This series is a little bit biographical and a little
bit imaginary about my dad and a road trip he took in the summer of 1946, when
he turned fifteen. He and a friend hitchhiked from Loring Park to Duluth, into
Canada and back again. He was gone from home for a month. I was astonished and
fascinated by the tale. So, I added some speculation about things I've always
wondered about and this series is the result. To read earlier SHORT LONG
JOURNEY NORTH clips, click on the label to the right, scroll down to and click
OLDER ENTRIES seven or eight times. The FIRST entry is on the bottom of the
last page.
An hour later, after
screaming through Anoka, they arrived in downtown Minneapolis after rumbling
down West River Road, past the power plant, and along old, deserted streets,
through the warehouse district, and finally along Hennepin Avenue. Their first
stop was at Fifteenth, where she got stuck behind a taxi and laid on the horn
while the boys scrambled out of the barely open door, down to the street, and
disappeared into the clogged up traffic.
Tommy said, “Now you gotta
follow close behind.”
“I’m like your shadow,” the
other boy said as they cut across Hennepin and disappeared down Fifteenth,
taking alleys, short cuts, scrambling up and down ladders, and startled three
old women who’d just pulled on their hats to do some shopping downtown.
“Hooligans!”
“Ruffians!”
“Scoundrels!”
The boys ran, laughing, then
ducked down another alley. Tommy skidded to a halt, grabbing Freddie’s shirt. “Hey!”
Freddie said, then slapped a hand over his mouth as they leaned around the
corner and peered down the street.
Hennepin was now backed up,
men in the street shaking their fists and cursing! Tommy looked both ways then
dragged Freddie after him. Shortly, they were in the alley behind then apartments.
“Nobody can see us. We gotta be totally sneaky.” Freddie nodded as they ran to
the back of Tommy’s house. “I gotta check stuff out.”
Freddie grabbed his shoulder
and whispered, “Watch out for them! They’ll kill you if they catch you.”
“They’re not here.”
“You don’t know that. They’re
Socialists! You don’t know anything about them.”
“I know they scare me to
death,” Tommy said.
Freddie’s eyes bulged, “They
do?”
“‘course. But it’s my ma I’m
scared about. I gotta make sure she’s safe.”

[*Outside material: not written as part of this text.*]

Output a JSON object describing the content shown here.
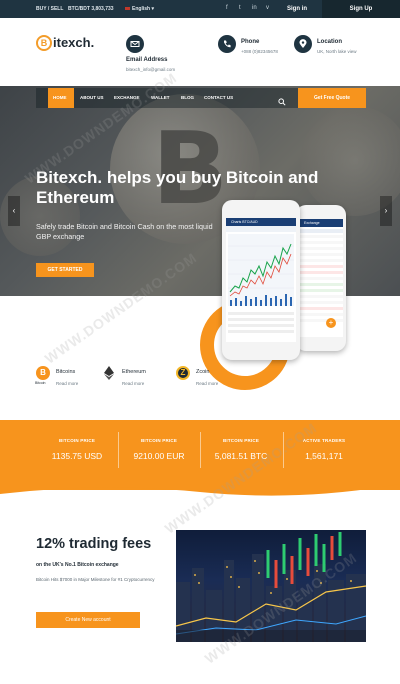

Freddie nodded, awkwardly patted
Tommy on the shoulder and shoved him forward.
Tommy took a deep breath,
then ran silently down the sidewalk between his house and the next. He stopped
at the street, pressing his back against the wall, sooty from the stacks of the
factories on the Mississippi. He stuck his head around the corner just as a
flatbed truck carrying men in the back of it drove by in a cloud of blue smoke.
Tommy’s heart seemed to stop –
then he realized it was just highway workers coming back into the city after
getting out of a traffic jam. His knees went weak and he slid down the wall a
little. He looked the other way up the street but didn’t see any sign of the
Socialists. He ran back to Freddie and said, “Let’s go in. I’ll grab the picture
and we’ll take it and hide it in the park.”

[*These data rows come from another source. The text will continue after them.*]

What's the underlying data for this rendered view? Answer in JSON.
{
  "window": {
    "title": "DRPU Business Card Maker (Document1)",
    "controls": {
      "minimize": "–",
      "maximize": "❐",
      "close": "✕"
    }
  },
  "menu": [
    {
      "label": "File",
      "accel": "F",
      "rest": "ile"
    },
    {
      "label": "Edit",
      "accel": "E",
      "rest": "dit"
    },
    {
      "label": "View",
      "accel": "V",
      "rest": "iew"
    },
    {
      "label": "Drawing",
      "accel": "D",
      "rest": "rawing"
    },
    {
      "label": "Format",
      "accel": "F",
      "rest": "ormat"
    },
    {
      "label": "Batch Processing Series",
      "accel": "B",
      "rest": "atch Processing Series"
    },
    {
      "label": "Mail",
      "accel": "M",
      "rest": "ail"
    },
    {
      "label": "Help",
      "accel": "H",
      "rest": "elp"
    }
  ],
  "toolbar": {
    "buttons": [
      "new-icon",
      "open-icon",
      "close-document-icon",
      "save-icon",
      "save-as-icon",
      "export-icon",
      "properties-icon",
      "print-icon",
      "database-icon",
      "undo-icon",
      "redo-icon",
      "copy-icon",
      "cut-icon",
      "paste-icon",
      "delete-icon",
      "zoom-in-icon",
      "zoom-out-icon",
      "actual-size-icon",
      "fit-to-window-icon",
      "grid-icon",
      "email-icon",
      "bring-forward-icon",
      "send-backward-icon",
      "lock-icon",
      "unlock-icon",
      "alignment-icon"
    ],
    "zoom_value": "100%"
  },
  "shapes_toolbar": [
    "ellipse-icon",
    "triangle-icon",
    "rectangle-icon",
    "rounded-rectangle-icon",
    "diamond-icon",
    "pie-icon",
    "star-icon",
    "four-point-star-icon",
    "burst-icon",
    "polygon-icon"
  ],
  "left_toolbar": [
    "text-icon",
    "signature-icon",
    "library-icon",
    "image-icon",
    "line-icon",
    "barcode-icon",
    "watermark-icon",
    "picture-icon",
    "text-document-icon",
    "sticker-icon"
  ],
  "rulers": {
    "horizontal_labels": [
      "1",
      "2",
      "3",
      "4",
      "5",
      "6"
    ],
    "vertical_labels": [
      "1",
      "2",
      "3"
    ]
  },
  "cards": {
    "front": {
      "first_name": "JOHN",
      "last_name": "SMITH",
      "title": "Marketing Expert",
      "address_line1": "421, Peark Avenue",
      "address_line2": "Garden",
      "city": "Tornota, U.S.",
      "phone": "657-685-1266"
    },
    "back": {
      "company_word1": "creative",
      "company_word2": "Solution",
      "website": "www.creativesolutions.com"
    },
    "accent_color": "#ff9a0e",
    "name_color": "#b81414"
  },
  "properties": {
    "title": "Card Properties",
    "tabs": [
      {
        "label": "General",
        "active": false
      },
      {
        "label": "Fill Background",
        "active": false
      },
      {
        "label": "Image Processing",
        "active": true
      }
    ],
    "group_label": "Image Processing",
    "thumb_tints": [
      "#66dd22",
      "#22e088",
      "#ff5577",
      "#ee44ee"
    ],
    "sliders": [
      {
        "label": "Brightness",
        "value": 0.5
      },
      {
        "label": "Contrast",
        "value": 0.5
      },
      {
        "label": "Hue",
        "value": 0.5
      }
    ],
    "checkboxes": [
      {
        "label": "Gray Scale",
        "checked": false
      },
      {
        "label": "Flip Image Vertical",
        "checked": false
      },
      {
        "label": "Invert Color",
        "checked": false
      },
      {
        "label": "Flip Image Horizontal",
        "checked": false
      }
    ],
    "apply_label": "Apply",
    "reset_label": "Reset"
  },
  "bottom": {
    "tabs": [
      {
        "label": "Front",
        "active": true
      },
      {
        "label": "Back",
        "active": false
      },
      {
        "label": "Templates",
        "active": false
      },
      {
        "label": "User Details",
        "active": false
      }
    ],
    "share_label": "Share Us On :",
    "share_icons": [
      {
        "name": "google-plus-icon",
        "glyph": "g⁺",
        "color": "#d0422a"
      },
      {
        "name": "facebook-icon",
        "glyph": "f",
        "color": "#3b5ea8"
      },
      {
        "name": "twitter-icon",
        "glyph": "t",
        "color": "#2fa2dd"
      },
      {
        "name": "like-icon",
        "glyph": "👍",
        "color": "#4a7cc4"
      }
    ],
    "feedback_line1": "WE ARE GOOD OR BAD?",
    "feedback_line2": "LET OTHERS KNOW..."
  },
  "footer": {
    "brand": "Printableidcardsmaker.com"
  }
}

“That’s your plan?” Freddie
said, “Hide it in the park?”
Tommy straightened up, “What’s
wrong with it?”
“I thought you were gonna
like, give it to the Tribune or the Star-Journal and then tell the Socialists
that it’ll stay there…”
“But then what’s to stop ‘em
from killing me and Mom and Dad and sis?”
Freddie started to say
something out loud. Tommy shushed him as a truck rumbled slowly past the street
end of the sidewalk. The boys cringed, backing around the corner. “I think it
was them! Stay here!”
“What…”
Tommy ran to the back door,
up the stairs, then stopped, slowly opened the door, then slipped in. While he
was gone, Freddie stared at the door, jumping every time a truck or car drove
past the end of the sidewalk. He waited so long, he knew he had to go to the
bathroom – just like he did when they used to play hide-and-seek as kids. He
crossed his legs. He held his breath. He counted to five hundred…
Suddenly the back door opened
and Tommy came out.
Followed by his sister, who
was holding him by the ear!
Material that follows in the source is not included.